Eaton was born in Sutton, New Hampshire, and attended Thetford Academy in Vermont. He was the eldest of nine children and his father was a farmer. He graduated from Dartmouth College in 1854, studied at Andover Theological Seminary, and was ordained in 1862 to the Presbyterian ministry. He had to teach all four years he was in college in order to pay his board and tuition. He received degrees of A.M. and later an L.L.D. from Rutgers.
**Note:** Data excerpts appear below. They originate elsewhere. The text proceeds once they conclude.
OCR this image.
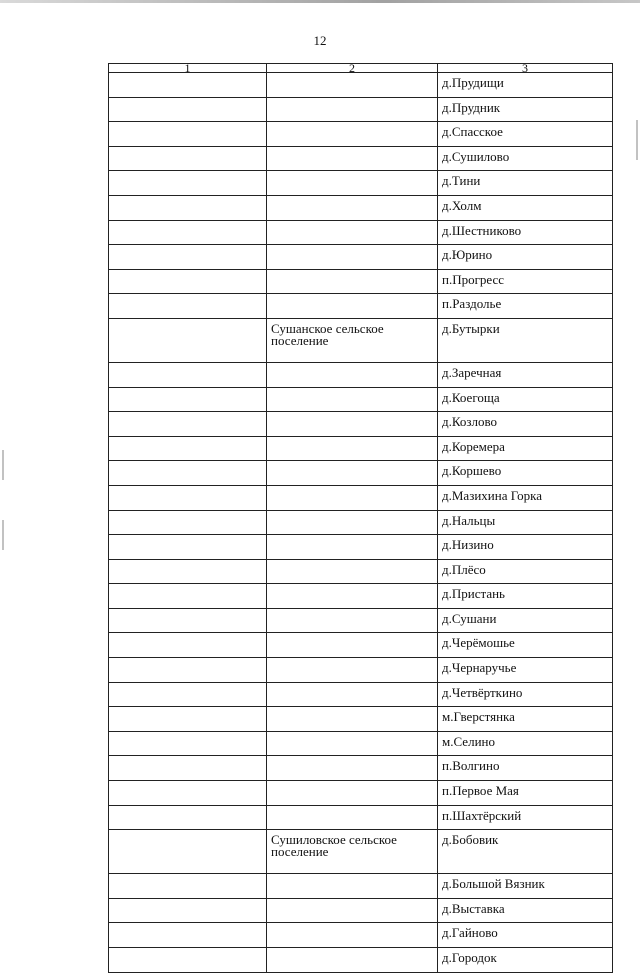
12
1	2	3
		д.Прудищи
		д.Прудник
		д.Спасское
		д.Сушилово
		д.Тини
		д.Холм
		д.Шестниково
		д.Юрино
		п.Прогресс
		п.Раздолье
	Сушанское сельское поселение	д.Бутырки
		д.Заречная
		д.Коегоща
		д.Козлово
		д.Коремера
		д.Коршево
		д.Мазихина Горка
		д.Нальцы
		д.Низино
		д.Плёсо
		д.Пристань
		д.Сушани
		д.Черёмошье
		д.Чернаручье
		д.Четвёрткино
		м.Гверстянка
		м.Селино
		п.Волгино
		п.Первое Мая
		п.Шахтёрский
	Сушиловское сельское поселение	д.Бобовик
		д.Большой Вязник
		д.Выставка
		д.Гайново
		д.Городок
He then taught school in Cleveland, OH and was the acting superintendent of schools in Toledo from 1856-1859.

Civil War

After being ordained in 1862, Eaton entered the American Civil War as a chaplain of the 27th Ohio Volunteer Infantry. In November of that year, after Lincoln's preliminary Emancipation Proclamation, Maj. Gen. Ulysses S. Grant appointed him superintendent of freedmen and was later given supervision of all military posts from Cairo to Natchez and Fort Smith. In November 1863, Grant appointed him as the Superintendent of Negro Affairs for the Department of the Tennessee; there Eaton supervised the establishment of 74 schools. In 1863, Eaton was made colonel of the 63rd United States Colored Infantry, and, in March 1865, he was advanced to brevet brigadier general.

Postbellum career

General Eaton left the military and eventually returned to his career in education. He remained with the freedman bureau until he was mustered out and then became editor of the Memphis Daily Post in 1866. From 1867-1869 he was the state superintendent of schools of Tennessee. He was then appointed United States Commissioner of Education in 1870 and served with great efficiency in the Bureau of Education where he, among other things, organized Washington, D.C.'s Board of Education and reorganized the Bureau of Refugees, Freedmen, and Abandoned Lands.

In 1886–1891, Eaton was president of Marietta College, and, in 1895, he was appointed president of Sheldon Jackson College in Sitka, Alaska. In 1898, he became inspector of education in Puerto Rico and played a role in the centralization of its educational system. At the same time, he was the president of Westminster College in Salt Lake City. He also served as Councillor of the American Public Health Association, Vice President of the American Association for the Advancement of Science and president of the Association of Social Science. He was a representative of the Interior Department at the centennial exposition and the organizer of the educational exhibit at New Orleans. He was president of the national congress of education and of the American Society of Religious Education.

Eaton wrote a history of Thetford Academy, "Mormons of Today", "The Freedmen in the War", "Schools of Tennessee" and several reports, addresses and magazine articles.

After several years of failing health, he took ill and died one day later in his apartment in the Concord Flats in Washington, D.C.. Four years later, John Eaton Elementary School was named for him.